# Sliced Wasserstein Distance

The sliced Wasserstein distance $SW_{2}$ is an alternative distance between probability measures which enjoys many of the same properties as the Wasserstein distance. For further reading see Santambrogio (pg. 214-215)  and Peyré & Cuturi (pg. 166-169).

## Motivation

One situation in which the Wasserstein distance is easier to compute is the 1D case. In particular, if the the measures are of the form $\alpha ={\tfrac {1}{n}}\textstyle \sum _{i=1}^{n}\delta _{x_{i}}$ and $\beta ={\tfrac {1}{n}}\textstyle \sum _{i=1}^{n}\delta _{y_{i}}$ where $x_{1}\leq \ldots \leq x_{n}$ and $y_{1}\leq \ldots \leq y_{n}$ then the Wasserstein distance is given by $W_{p}(\alpha ,\beta )^{p}={\tfrac {1}{n}}\textstyle \sum _{i=1}^{n}|x_{i}-y_{i}|^{p}$ (Peyré & Cuturi pg. 30 ). The simplicity of the 1D case provokes one to consider whether a Wasserstein-like distance over $\mathbb {R} ^{d}$ could be built from knowledge of the Wasserstein distance along projections onto 1D axes. The sliced Wasserstein distance provides an affirmative answer.

## Definition

Let $P_{\theta }:\mathbb {R} ^{d}\to \mathbb {R}$ be the projection onto a unit vector $\theta \in \mathbb {S} ^{d-1}$ i.e. $P_{\theta }(x)=x\cdot \theta$ . The sliced Wasserstein distance $SW_{2}$ on ${\mathcal {P}}_{2}(\mathbb {R} ^{d})$ is given by

$SW_{2}(\mu ,\nu )=\left(\int _{\mathbb {S} ^{d-1}}W_{2}(P_{\theta \#}\mu ,P_{\theta \#}\nu )^{2}d\theta \right)^{1/2}$ Here the integral over $\theta$ is with respect to the surface measure on $\mathbb {S} ^{d-1}$ .

## Properties

The sliced Wasserstein distance satisfies all the axioms of a true metric on ${\mathcal {P}}_{2}(\mathbb {R} ^{d})$ . The triangle inequality is inherited from $W_{2}$ and $L^{2}$ , and the positivity and symmetry of $W_{2}$ yields the positivity and symmetry of $SW_{2}$ . The tricky part lies in showing that $SW_{2}(\mu ,\nu )=0$ implies $\mu =\nu$ . Note that if $SW_{2}(\mu ,\nu )=0$ then $P_{\theta \#}\mu =P_{\theta \#}\nu$ . One can go from that observation to the conclusion that $\mu =\nu$ by appealing to the theory of Radon transforms.

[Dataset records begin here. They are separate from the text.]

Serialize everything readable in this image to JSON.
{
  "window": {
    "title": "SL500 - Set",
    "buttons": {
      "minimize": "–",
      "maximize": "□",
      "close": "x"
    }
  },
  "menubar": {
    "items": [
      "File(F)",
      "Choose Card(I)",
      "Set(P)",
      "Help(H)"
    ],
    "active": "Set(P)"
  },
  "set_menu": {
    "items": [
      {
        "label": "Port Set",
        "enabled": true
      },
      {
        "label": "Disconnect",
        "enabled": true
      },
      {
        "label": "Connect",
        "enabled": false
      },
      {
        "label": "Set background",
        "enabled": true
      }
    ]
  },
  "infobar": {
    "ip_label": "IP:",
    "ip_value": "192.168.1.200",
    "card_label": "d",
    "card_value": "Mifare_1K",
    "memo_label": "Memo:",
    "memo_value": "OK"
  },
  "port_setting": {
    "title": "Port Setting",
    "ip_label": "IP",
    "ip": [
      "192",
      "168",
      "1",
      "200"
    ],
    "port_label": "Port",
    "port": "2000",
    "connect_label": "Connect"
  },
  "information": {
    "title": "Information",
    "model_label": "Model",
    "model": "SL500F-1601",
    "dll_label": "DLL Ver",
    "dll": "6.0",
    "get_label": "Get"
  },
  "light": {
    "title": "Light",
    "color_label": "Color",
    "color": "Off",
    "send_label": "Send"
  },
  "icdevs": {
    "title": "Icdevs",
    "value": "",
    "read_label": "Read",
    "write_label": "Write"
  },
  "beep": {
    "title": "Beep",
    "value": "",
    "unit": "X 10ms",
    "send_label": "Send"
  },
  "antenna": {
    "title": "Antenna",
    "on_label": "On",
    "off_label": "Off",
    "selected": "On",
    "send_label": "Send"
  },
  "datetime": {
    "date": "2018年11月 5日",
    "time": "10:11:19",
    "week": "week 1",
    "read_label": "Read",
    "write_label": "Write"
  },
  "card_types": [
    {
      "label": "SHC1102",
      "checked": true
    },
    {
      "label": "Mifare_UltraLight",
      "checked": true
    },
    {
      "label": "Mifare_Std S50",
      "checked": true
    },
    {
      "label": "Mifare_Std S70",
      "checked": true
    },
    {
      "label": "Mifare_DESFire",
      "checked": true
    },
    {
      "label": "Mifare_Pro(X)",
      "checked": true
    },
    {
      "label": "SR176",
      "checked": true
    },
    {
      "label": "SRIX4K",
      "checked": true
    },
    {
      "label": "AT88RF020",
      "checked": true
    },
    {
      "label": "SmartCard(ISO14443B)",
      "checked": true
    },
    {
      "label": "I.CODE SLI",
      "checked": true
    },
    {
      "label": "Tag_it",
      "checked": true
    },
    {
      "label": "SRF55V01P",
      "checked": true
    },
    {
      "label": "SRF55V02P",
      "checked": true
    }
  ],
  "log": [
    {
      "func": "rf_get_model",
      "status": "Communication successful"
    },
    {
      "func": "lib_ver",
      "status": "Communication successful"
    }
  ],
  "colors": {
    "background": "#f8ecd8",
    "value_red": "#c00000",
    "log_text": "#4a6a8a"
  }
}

It turns out that $W_{2}(P_{\theta \#}\mu ,P_{\theta \#}\nu )\leq W_{2}(\mu ,\nu )$ (i.e. $P_{\theta \#}$ is 1-Lipschitz). This implies that $SW_{2}(\mu ,\nu )\leq W_{2}(\mu ,\nu )$ which means that the identity map on ${\mathcal {P}}_{2}(\mathbb {R} ^{d})$ is $W_{2}$ -to-$SW_{2}$ -continuous. Moreover, if we restrict our domain to a compact $\Omega \subseteq \mathbb {R} ^{d}$ we have that $({\mathcal {P}}_{2}(\Omega ),W_{2})$ is itself compact and so the identity map is now a continuous bijection from a compact space to a Hausdorff space and so it must be a homeomorphism. This shows that on compact domains $SW_{2}$ is just as good as $W_{2}$ from a topological standpoint.

## Computation

To estimate the computation involved in $SW_{2}$ , one can discretize the sphere and carry out the requisite 1D Wasserstein distance computations. As mentioned in the motivation section, 1D Wasserstein distances are significantly simpler to compute. This is especially so in the case of empirical measures of equally sized support. For further details on how to compute $SW_{2}$ , see Peyré & Cuturi (pg. 166-169).